Type of data
Research data can be described in many different ways. For example, they can be divided by source or by physical format. The sources of data can, for example, be registers (e.g. administrative, historical, voting results, medical, etc.), existing research data, population group(s) and communications. Physical formats of data include numerical, textual, still image, geospatial, audio, video and software. Regardless of the source and physical format of the data, data is often defined by as how they are created/captured. Examples of this includes electronic text documents, spreadsheets, laboratory notebooks, field notebooks and diaries, questionnaires, transcripts and codebooks, audiotapes and videotapes, photographs and films, examination results, specimens, samples, artefacts, slides, database schemas, database contents, models, algorithms and scripts, workflows, standard operating procedures and protocols, experimental results, metadata and other data files like e.g. literature review records and email archives.
When we speak about “new data”, we mean the data that has emerged quite recently. Such data are sometimes referred to as Big Data, but both terms do not have agreed definitions.
The scholarly literature usually describes Big Data by their attributes. All of these attributes start with the letter "V" and they are Volume, Velocity and Variety (Couper, 2013).
- Volume means that Big Data are very large and that processing them demands great computational power.
- Velocity stands for the fact that Big Data are produced successively and new data emerge every moment.
- Variety reminds us that Big Data are unstructured and messy and thus not ready for immediate analysis.
Some authors add two more Vs, Veracity and Value (e.g., Wamba et al, 2015):
- Veracity tells us that Big Data must be carefully examined from the perspective of their trustworthiness. In other words, researchers should be careful about the quality of Big Data.
- Value means that Big Data potentially generate valuable insights that are important for decision-makers, policy-makers, researchers and various organizations.
Depending on their source, the OECD defines six categories of Big Data:
A: Data stemming from the transactions of government, for example, tax and social security systems.
B: Data describing official registration or licensing requirements.
C: Commercial transactions made by individuals and organisations.
D: Internet data, deriving from search and social networking activities.
E: Tracking data, monitoring the movement of individuals or physical objects subject to movement by humans.
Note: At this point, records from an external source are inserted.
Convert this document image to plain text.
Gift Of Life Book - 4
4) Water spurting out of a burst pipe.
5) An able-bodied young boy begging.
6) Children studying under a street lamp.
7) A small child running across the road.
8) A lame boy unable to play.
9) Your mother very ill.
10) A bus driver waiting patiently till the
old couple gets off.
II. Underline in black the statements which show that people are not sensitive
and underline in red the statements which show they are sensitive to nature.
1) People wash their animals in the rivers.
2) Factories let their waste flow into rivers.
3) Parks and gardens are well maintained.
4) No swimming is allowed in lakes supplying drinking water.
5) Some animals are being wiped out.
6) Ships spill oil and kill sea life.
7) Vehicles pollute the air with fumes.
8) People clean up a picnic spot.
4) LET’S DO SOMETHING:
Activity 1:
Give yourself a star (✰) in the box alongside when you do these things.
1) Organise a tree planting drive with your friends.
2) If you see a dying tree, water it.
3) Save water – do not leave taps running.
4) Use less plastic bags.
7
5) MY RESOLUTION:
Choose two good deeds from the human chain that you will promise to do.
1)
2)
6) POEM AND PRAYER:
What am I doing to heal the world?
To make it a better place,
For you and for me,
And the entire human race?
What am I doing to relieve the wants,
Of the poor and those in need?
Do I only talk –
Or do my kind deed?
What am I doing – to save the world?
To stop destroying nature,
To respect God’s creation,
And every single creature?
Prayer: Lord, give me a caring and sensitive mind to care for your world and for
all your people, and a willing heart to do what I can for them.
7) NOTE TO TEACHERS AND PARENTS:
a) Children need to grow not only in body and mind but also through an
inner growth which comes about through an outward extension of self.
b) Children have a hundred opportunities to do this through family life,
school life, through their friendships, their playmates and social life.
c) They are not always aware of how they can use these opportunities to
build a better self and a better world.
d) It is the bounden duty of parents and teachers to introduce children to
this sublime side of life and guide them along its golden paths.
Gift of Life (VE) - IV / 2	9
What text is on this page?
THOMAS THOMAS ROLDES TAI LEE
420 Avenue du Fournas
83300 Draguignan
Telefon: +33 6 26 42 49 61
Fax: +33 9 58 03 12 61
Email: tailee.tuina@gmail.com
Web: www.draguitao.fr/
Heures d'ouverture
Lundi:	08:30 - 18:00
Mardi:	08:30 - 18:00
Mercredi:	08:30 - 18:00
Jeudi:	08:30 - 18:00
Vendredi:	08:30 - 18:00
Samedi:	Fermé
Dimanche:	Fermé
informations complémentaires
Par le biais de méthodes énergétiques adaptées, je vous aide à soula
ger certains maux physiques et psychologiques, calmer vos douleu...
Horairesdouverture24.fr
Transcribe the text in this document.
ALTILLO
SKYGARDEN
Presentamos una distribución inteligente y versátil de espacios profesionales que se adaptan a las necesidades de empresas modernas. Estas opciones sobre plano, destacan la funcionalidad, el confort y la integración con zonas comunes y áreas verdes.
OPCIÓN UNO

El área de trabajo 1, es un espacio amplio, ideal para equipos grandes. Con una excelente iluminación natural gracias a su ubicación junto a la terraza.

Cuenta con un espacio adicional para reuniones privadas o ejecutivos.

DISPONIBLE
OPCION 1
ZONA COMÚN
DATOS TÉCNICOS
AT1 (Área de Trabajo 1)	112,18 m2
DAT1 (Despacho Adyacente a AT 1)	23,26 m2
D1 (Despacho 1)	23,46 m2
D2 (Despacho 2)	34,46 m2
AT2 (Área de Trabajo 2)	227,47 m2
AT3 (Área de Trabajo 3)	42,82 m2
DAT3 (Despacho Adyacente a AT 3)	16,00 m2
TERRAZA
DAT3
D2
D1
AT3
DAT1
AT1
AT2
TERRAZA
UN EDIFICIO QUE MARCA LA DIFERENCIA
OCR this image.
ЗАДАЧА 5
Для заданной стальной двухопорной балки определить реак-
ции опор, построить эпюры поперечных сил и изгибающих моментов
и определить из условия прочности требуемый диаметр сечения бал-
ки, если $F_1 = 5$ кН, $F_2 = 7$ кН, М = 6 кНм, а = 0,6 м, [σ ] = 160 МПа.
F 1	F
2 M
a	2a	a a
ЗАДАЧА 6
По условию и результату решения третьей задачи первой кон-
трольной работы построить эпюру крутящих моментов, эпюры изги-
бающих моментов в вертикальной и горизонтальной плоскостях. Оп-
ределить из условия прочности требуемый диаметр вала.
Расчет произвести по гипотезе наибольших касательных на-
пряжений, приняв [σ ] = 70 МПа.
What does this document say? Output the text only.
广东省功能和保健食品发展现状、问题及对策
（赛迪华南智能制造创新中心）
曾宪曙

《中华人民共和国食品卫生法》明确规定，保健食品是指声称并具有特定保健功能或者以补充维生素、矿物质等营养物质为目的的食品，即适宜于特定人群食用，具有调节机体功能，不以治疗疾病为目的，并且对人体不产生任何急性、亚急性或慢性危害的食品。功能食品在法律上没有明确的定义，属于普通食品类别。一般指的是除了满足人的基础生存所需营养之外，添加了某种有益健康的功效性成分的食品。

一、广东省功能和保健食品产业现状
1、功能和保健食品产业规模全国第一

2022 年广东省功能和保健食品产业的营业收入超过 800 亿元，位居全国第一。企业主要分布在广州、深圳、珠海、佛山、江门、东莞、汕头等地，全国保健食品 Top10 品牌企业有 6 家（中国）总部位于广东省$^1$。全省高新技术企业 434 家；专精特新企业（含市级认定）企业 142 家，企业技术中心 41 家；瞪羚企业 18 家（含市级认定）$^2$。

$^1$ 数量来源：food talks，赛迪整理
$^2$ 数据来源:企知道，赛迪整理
F: Image data, particularly aerial and satellite images but including land-based video images.
Social media data (category D) are the data from platforms like Facebook, Twitter, Instagram or YouTube. These data are created by the users of such platforms. Researchers can access these data in three main ways: 1) Direct cooperation with the companies/platforms, 2) Buying from data resellers, 3) Via APIs (one might add web scraping to the list but most platforms/companies disencourage its use).